II. Marcel Prousts Auf der Suche nach der verlorenen Zeit: Dieses Kapitel analysiert Prousts Roman hinsichtlich seiner narrativen Zeitstrukturen. Es beginnt mit einem Überblick über Leben und Werk des Autors, bevor es auf den Inhalt, den Stil und die Handlung eingeht. Der Hauptteil des Kapitels befasst sich mit der Analyse der Zeitstrukturen auf formaler (Ordnung, Dauer, Frequenz) und inhaltlicher Ebene (Erinnerung, wiedergefundene Zeit). Die Analyse der formalen Ebene untersucht die spezifische Anordnung der Ereignisse, die Dauer ihrer Darstellung und die Häufigkeit ihrer Wiederholung. Die inhaltliche Ebene befasst sich mit der Bedeutung der Erinnerung und wie sie die subjektive Zeitwahrnehmung formt und die Konzeption von „verlorener Zeit“ prägt, wobei die „durée réelle“ im Vordergrund steht. Die Analyse zeigt, wie Proust die lineare Zeitauffassung aufbricht und eine subjektive, erlebte Zeit hervorhebt.
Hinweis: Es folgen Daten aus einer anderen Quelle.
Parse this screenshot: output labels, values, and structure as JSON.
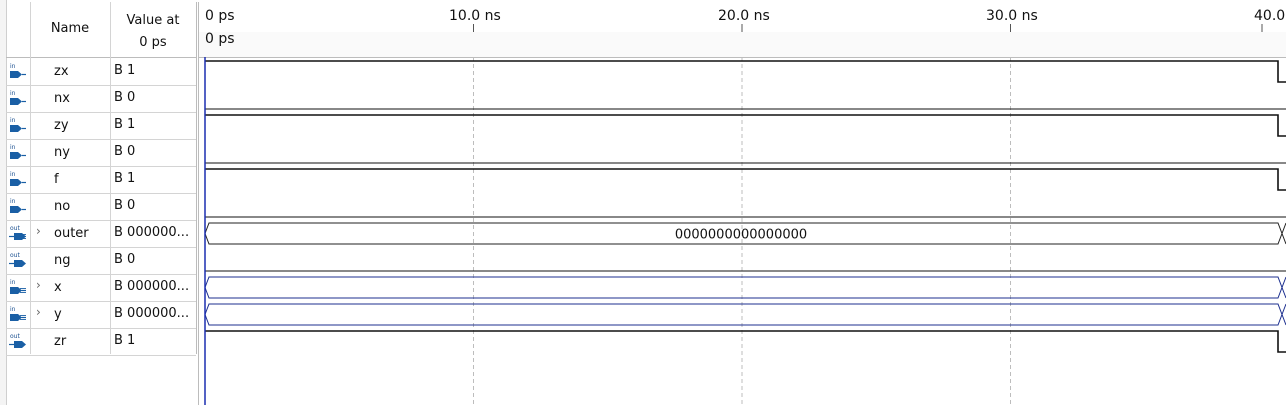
{
  "header": {
    "name_label": "Name",
    "value_label": "Value at",
    "value_time": "0 ps"
  },
  "ruler": {
    "ticks": [
      "0 ps",
      "10.0 ns",
      "20.0 ns",
      "30.0 ns",
      "40.0"
    ],
    "cursor_label": "0 ps"
  },
  "signals": [
    {
      "name": "zx",
      "dir": "in",
      "value": "B 1"
    },
    {
      "name": "nx",
      "dir": "in",
      "value": "B 0"
    },
    {
      "name": "zy",
      "dir": "in",
      "value": "B 1"
    },
    {
      "name": "ny",
      "dir": "in",
      "value": "B 0"
    },
    {
      "name": "f",
      "dir": "in",
      "value": "B 1"
    },
    {
      "name": "no",
      "dir": "in",
      "value": "B 0"
    },
    {
      "name": "outer",
      "dir": "out",
      "value": "B 000000...",
      "bus": true
    },
    {
      "name": "ng",
      "dir": "out",
      "value": "B 0"
    },
    {
      "name": "x",
      "dir": "in",
      "value": "B 000000...",
      "bus": true
    },
    {
      "name": "y",
      "dir": "in",
      "value": "B 000000...",
      "bus": true
    },
    {
      "name": "zr",
      "dir": "out",
      "value": "B 1"
    }
  ],
  "bus_label": "0000000000000000",
  "colors": {
    "wave": "#111111",
    "bus_outline": "#1c2f8f",
    "cursor": "#1c2fb0",
    "grid": "#bdbdbd"
  }
}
III. Michael Endes Momo - oder Die seltsame Geschichte von den Zeit-Dieben und von dem Kind, das den Menschen die gestohlene Zeit zurückbrachte: Dieses Kapitel wendet sich Michael Endes „Momo“ zu. Ähnlich wie im vorherigen Kapitel wird zunächst ein kurzer Überblick über Leben und Werk des Autors gegeben. Anschließend wird der Inhalt, das poetische Konzept und die Handlung des Romans zusammengefasst und die Frage nach dem Märchencharakter erörtert. Der Schwerpunkt liegt auf der Analyse der narrativen Zeitstrukturen sowohl auf formaler (Ordnung, Dauer, Frequenz) als auch auf inhaltlicher Ebene (Herzenszeit). Die Analyse der formalen Ebene untersucht die narrative Ordnung, die Dauer der erzählten Ereignisse und ihre Frequenz. Der inhaltliche Teil konzentriert sich auf das zentrale Motiv der „Herzenszeit“ und wie sie im Kontrast zu der von den Zeitdieben gestohlenen Zeit steht. Der Roman wird als Allegorie interpretiert, die den Wert von Zeit und innerem Reichtum betont. Die Analyse beleuchtet, wie Ende durch märchenhafte Elemente die Bedeutung der Zeit für ein erfülltes Leben verdeutlicht.
Schlüsselwörter
Narrative Zeitstrukturen, Marcel Proust, Michael Ende, Erinnerung, Zeitverlust, durée réelle, Herzenszeit, formale Ebene, inhaltliche Ebene, Gérard Genette, Ordnung, Dauer, Frequenz, literarische Zeitgestaltung.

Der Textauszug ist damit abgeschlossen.